Os mais desavisados poderiam pensar que um certo determinismo econômico marxista exige a submissão da história cultural da classe trabalhadora às injunções econômicas, com os ciclos e flutuações do capitalismo, mas esse argumento antolha-se-nos falacioso, pois para tal classe a política é mais importante do que a economia, eis que a própria teoria revolucionária do proletariado consiste numa força produtiva em contradição com as relações de produção capitalistas, tão efetiva e importante quanto, verbi gratia, a eletricidade, e nesse sentido a obra do professor Secco não se adstringe ao enquadramento como história cultural ou das ideias, mas inscreve-se no monumental esforço de constituição de uma história totalizante do modo capitalista de produção.

Nesse sentido, o objeto de investigação da vertente obra, vale dizer, a difusão da ciência e, portanto, também do socialismo científico, guarda caráter decisivo no modo capitalista de produção, parecendo oportuno relevar seus efeitos econômicos no bojo do capitalismo: a revolução microeletrônica, ou revolução na orbe da tecnologia da informação, exerceu influência com a robótica, por exemplo, que aumentou a composição orgânica do capital e provocou decréscimo tendencial, portanto, nas taxas de lucro. Ao mesmo tempo, tal revolução compensou a queda tendencial das taxas de lucro mediante o aumento da velocidade de rotação do capital, através da desinibição e desenvolvimento dos meios de telecomunicações, os quais, por seu turno, favorecem e facilitam a difusão do socialismo científico, o qual tende a erradicar o modo capitalista de produção.

Eis o movimento contraditório do capital, agarrado pelos cabelos pelo professor Secco em sua obra.

Mas à classe trabalhadora, despojada dos meios de produção e de coerção, resta a organização partidária e a teoria revolucionária: Secco já havia apresentado um exame minucioso da organização partidária da classe trabalhadora brasileira em sua magnum opusHistória do PT” (2011); agora brinda-nos com essa outra obra para tratar da difusão da teoria revolucionária da mesma classe.

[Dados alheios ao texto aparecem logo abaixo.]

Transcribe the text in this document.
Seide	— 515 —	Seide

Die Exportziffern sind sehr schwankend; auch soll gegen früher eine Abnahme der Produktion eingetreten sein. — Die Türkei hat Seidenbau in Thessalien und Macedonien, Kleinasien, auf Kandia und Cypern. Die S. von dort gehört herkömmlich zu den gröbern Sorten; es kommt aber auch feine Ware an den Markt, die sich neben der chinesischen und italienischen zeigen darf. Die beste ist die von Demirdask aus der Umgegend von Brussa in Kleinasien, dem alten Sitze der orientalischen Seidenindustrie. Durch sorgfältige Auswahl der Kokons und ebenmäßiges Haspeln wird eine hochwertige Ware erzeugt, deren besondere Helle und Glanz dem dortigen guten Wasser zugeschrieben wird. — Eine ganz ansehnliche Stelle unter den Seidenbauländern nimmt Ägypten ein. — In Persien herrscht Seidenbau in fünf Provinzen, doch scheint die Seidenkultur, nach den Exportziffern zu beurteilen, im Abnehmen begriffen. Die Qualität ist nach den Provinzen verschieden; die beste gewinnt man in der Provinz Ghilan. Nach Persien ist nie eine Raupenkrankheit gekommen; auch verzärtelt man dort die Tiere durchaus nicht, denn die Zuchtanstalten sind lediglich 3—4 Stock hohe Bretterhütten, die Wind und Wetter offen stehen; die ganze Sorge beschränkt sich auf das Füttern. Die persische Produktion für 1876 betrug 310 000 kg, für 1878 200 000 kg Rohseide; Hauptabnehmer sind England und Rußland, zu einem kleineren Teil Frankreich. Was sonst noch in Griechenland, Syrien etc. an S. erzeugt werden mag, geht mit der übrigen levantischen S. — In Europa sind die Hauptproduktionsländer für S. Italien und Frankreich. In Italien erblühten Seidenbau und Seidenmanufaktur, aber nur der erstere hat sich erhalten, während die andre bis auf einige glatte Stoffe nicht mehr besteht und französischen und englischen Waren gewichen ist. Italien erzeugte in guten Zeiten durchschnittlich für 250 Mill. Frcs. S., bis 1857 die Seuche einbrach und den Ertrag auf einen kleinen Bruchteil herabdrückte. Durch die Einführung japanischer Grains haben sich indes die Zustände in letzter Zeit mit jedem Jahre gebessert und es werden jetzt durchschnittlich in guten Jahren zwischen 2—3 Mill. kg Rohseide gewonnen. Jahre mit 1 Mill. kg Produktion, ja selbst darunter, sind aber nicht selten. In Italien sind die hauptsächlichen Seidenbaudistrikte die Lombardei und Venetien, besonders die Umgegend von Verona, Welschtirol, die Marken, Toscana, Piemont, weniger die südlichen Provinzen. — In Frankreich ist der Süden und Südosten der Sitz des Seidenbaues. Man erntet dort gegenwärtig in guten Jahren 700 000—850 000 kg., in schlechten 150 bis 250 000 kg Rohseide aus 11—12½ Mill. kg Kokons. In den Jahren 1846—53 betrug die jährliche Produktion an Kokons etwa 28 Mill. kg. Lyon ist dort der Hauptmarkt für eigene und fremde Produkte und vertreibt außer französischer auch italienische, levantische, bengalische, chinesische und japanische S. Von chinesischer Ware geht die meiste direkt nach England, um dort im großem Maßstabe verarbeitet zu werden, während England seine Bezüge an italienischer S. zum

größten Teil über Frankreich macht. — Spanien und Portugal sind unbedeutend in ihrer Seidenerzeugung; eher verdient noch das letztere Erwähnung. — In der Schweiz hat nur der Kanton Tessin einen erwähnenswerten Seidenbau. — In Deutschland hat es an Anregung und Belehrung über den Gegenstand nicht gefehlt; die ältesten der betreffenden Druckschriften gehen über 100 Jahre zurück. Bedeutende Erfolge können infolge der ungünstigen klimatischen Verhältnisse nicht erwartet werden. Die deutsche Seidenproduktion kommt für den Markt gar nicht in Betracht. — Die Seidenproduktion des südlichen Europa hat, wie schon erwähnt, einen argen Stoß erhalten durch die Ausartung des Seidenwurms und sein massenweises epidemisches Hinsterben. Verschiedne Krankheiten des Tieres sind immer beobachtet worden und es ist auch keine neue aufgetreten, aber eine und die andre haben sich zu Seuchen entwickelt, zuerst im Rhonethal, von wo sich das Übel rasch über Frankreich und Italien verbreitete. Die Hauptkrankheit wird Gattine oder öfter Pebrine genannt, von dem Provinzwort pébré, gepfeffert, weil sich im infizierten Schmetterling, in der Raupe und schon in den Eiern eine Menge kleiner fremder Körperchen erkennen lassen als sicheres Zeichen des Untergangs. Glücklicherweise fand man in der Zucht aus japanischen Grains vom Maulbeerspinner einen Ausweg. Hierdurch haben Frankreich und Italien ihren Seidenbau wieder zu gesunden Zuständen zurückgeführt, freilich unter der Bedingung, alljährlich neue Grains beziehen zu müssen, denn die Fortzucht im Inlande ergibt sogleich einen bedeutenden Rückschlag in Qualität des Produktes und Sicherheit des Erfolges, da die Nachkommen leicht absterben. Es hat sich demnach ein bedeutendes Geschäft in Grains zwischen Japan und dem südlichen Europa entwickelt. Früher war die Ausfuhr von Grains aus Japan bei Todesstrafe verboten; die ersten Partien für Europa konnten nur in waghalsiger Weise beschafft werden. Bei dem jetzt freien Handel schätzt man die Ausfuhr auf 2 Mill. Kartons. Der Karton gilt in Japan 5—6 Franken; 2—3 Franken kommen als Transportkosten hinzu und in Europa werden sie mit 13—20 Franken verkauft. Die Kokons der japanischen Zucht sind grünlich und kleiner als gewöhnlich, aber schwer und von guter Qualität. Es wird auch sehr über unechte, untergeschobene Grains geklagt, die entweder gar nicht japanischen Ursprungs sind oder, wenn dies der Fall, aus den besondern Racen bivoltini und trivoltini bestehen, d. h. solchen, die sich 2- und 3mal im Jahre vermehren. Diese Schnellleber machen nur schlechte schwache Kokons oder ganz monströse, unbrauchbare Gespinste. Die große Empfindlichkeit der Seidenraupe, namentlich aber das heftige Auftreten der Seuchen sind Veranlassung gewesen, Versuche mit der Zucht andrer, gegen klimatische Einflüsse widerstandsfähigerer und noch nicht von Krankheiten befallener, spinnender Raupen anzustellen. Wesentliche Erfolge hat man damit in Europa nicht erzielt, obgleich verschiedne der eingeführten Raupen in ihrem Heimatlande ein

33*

Lênin já admoestava que não existe movimento revolucionário sem teoria revolucionária, o que basta para arraigar a importância social desta obra-prima que aqui humildemente procuramos comentar.

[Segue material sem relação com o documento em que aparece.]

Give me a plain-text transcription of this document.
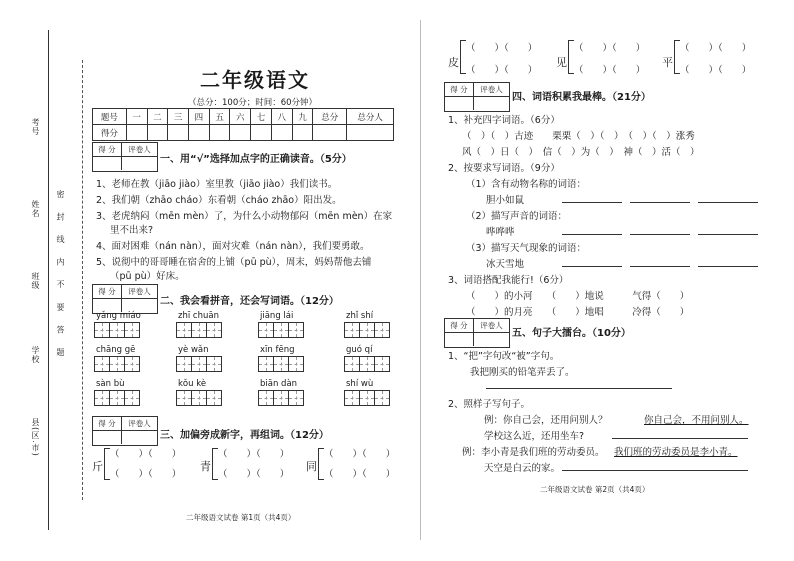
考号
姓名
班级
学校
县(区.市)
密 封 线 内 不 要 答 题
二年级语文
（总分：100分；时间：60分钟）
题号	一	二	三	四	五	六	七	八	九	总分	总分人
得分											
得 分	评卷人
一、用“√”选择加点字的正确读音。（5分）
1、老师在教（jiāo jiào）室里教（jiāo jiào）我们读书。
2、我们朝（zhāo cháo）东看朝（cháo zhāo）阳出发。
3、老虎纳闷（mēn mèn）了，为什么小动物郁闷（mēn mèn）在家
里不出来?
4、面对困难（nán nàn），面对灾难（nán nàn），我们要勇敢。
5、说彻中的哥哥睡在宿舍的上铺（pū pù），周末，妈妈帮他去铺
（pū pù）好床。
得 分	评卷人
二、我会看拼音，还会写词语。（12分）
yǎng miáo	zhī chuān	jiāng lái	zhǐ shí
chāng gē	yè wǎn	xīn fēng	guó qí
sàn bù	kǒu kè	biān dàn	shí wù
得 分	评卷人
三、加偏旁成新字，再组词。（12分）
斤
（　　）（　　）
（　　）（　　）
青
（　　）（　　）
（　　）（　　）
同
（　　）（　　）
（　　）（　　）
二年级语文试卷 第1页（共4页）
皮
（　　）（　　）
（　　）（　　）
见
（　　）（　　）
（　　）（　　）
平
（　　）（　　）
（　　）（　　）
得 分	评卷人
四、词语积累我最棒。（21分）
1、补充四字词语。（6分）
（　）（　）古迹　　栗栗（　）（　）　（　）（　）涨秀
风（　）日（　）　信（　）为（　）　神（　）活（　）
2、按要求写词语。（9分）
（1）含有动物名称的词语：
胆小如鼠
（2）描写声音的词语：
哗哗哗
（3）描写天气现象的词语：
冰天雪地
3、词语搭配我能行!（6分）
（　　）的小河　　（　　）地说　　　气得（　　）
（　　）的月亮　　（　　）地唱　　　冷得（　　）
得 分	评卷人
五、句子大擂台。（10分）
1、“把”字句改“被”字句。
我把刚买的铅笔弄丢了。
2、照样子写句子。
例：你自己会，还用问别人？	你自己会，不用问别人。
学校这么近，还用坐车?
例：李小青是我们班的劳动委员。 我们班的劳动委员是李小青。
天空是白云的家。
二年级语文试卷 第2页（共4页）
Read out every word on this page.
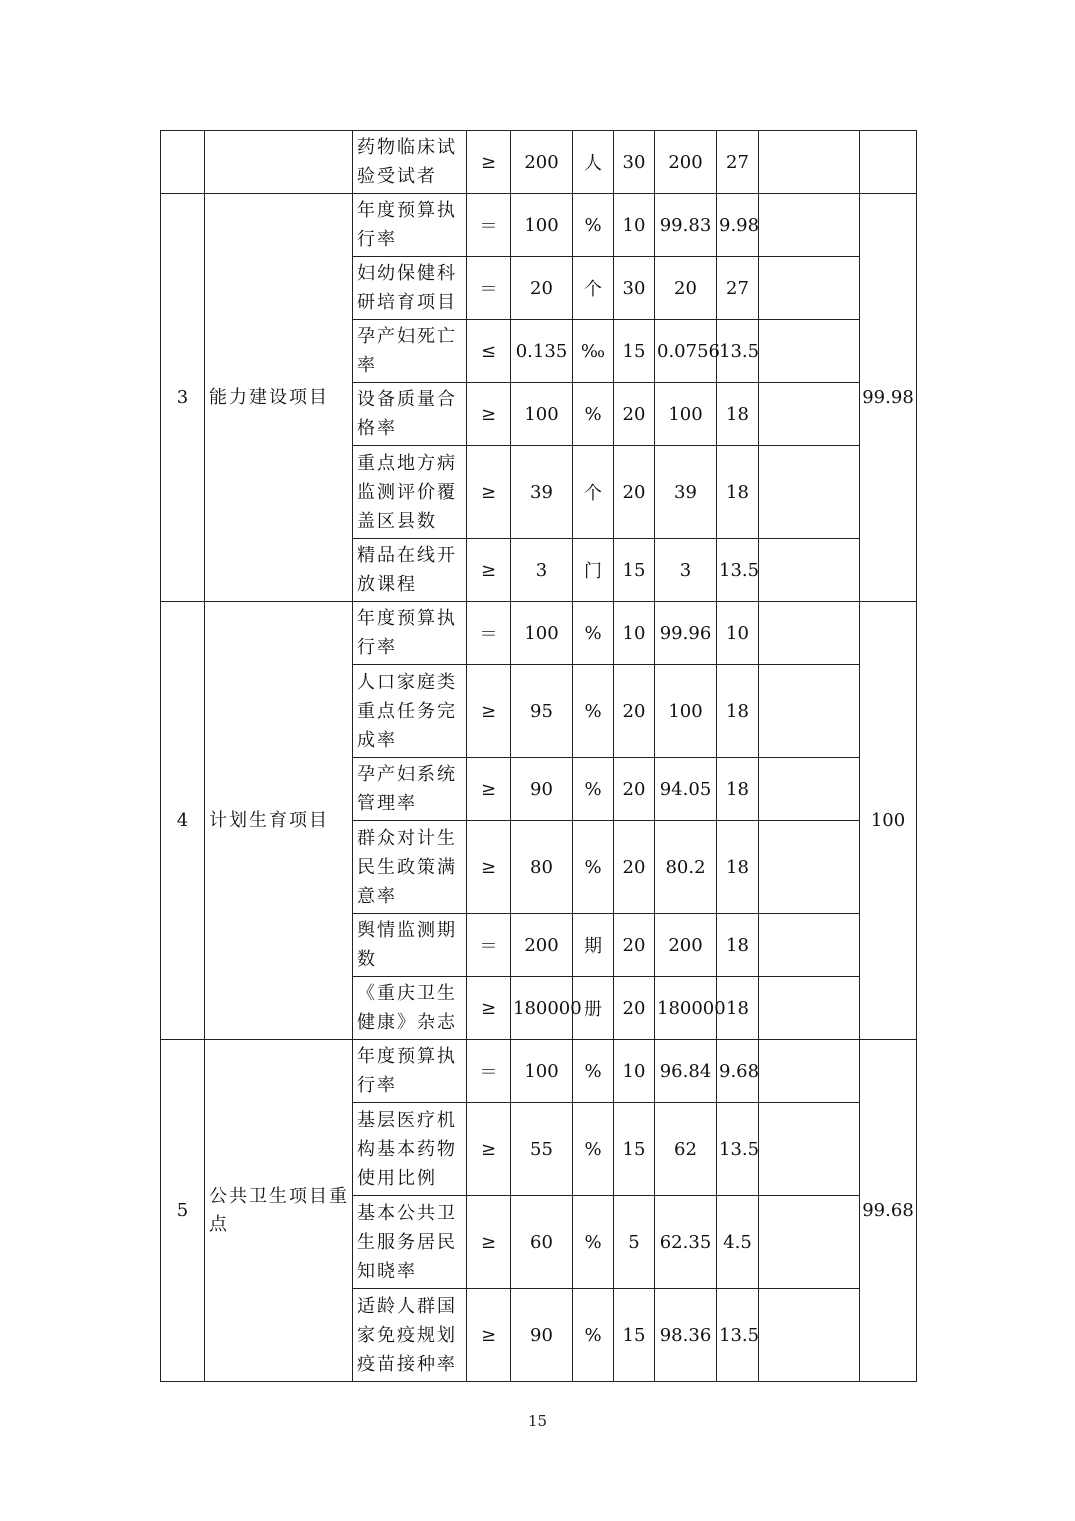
		药物临床试验受试者	≥	200	人	30	200	27		
3	能力建设项目	年度预算执行率	＝	100	%	10	99.83	9.98		99.98
		妇幼保健科研培育项目	＝	20	个	30	20	27		
		孕产妇死亡率	≤	0.135	‰	15	0.0756	13.5		
		设备质量合格率	≥	100	%	20	100	18		
		重点地方病监测评价覆盖区县数	≥	39	个	20	39	18		
		精品在线开放课程	≥	3	门	15	3	13.5		
4	计划生育项目	年度预算执行率	＝	100	%	10	99.96	10		100
		人口家庭类重点任务完成率	≥	95	%	20	100	18		
		孕产妇系统管理率	≥	90	%	20	94.05	18		
		群众对计生民生政策满意率	≥	80	%	20	80.2	18		
		舆情监测期数	＝	200	期	20	200	18		
		《重庆卫生健康》杂志	≥	180000	册	20	180000	18		
5	公共卫生项目重点	年度预算执行率	＝	100	%	10	96.84	9.68		99.68
		基层医疗机构基本药物使用比例	≥	55	%	15	62	13.5		
		基本公共卫生服务居民知晓率	≥	60	%	5	62.35	4.5		
		适龄人群国家免疫规划疫苗接种率	≥	90	%	15	98.36	13.5		
15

Da narrativa de Secco dessumem-se três grandes fases históricas do movimento operário brasileiro: anarco-sindicalista, predomínio do PCB e, por derradeiro, hegemonia do PT, com enfático destaque para a segunda fase: nesse aspecto, o fim da URSS provocou sísmico abalo na teoria revolucionária do partido e determinou grande dispersão de sua difusão no movimento operário, o que se evidencia por exemplo em certo descuido comparativo na formação de quadros no âmbito do PT.

Nesse diapasão, imperioso aventar que a erradicação da URSS, com a decorrente crise da teoria revolucionária e da forma partidária de organização do movimento operário, encerra provável nexo etiológico com a revolução digital: Secco evidencia o auge de tal crise, no Brasil, com as assim designadas “jornadas de junho” de 2013, quando proliferam novas formas de organização do movimento infenso ao status quo, as quais guardam como supedâneo as redes sociais da internet e se manifestam de forma horizontal e suprapartidária, o que enseja inclusive uma nova onda de interesse pela literatura de jaez anarquista. Seria uma crise terminal da forma partidária do movimento anticapitalista?

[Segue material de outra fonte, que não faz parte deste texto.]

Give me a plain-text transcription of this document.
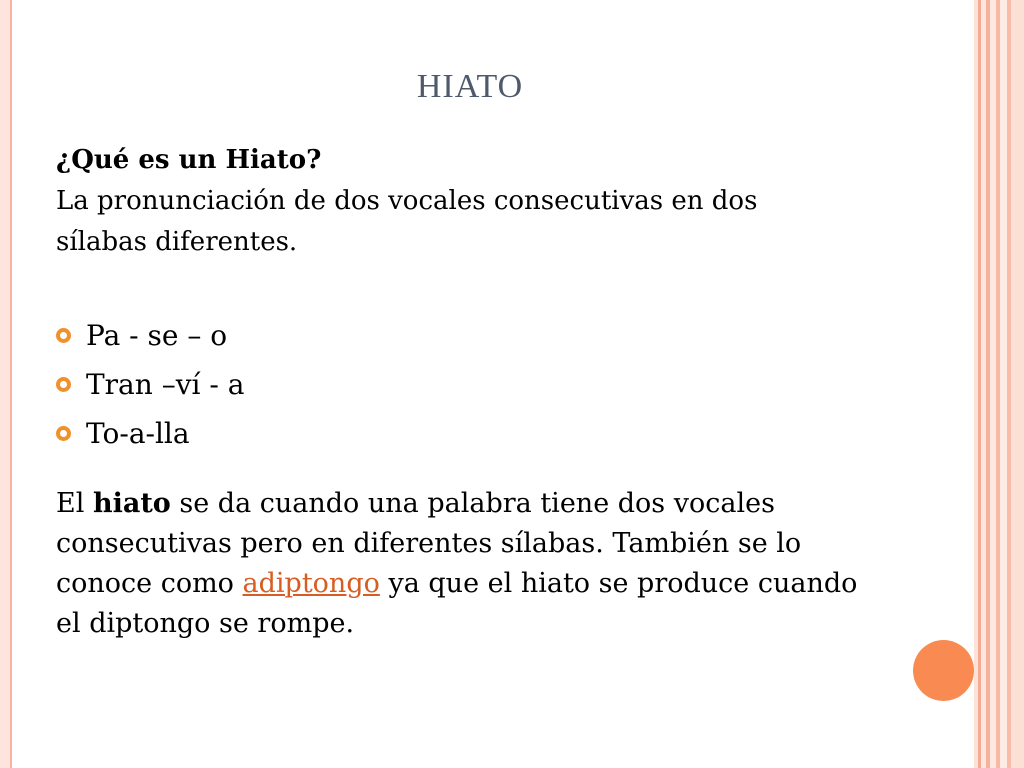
HIATO

¿Qué es un Hiato?

La pronunciación de dos vocales consecutivas en dos

sílabas diferentes.

Pa - se – o
Tran –ví - a
To-a-lla

El hiato se da cuando una palabra tiene dos vocales

consecutivas pero en diferentes sílabas. También se lo

conoce como adiptongo ya que el hiato se produce cuando

el diptongo se rompe.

Secco ainda revela que a crítica da economia política, no âmago da teoria revolucionária, sempre foi historicamente deficiente no movimento operário brasileiro, o que nos conduz a ensaiar certa analogia com o que Perry Anderson uma vez denominou “marxismo ocidental”: não seria o caso, portanto, de procurar suprir tal deficiência nos atuais partidos da esquerda brasileira?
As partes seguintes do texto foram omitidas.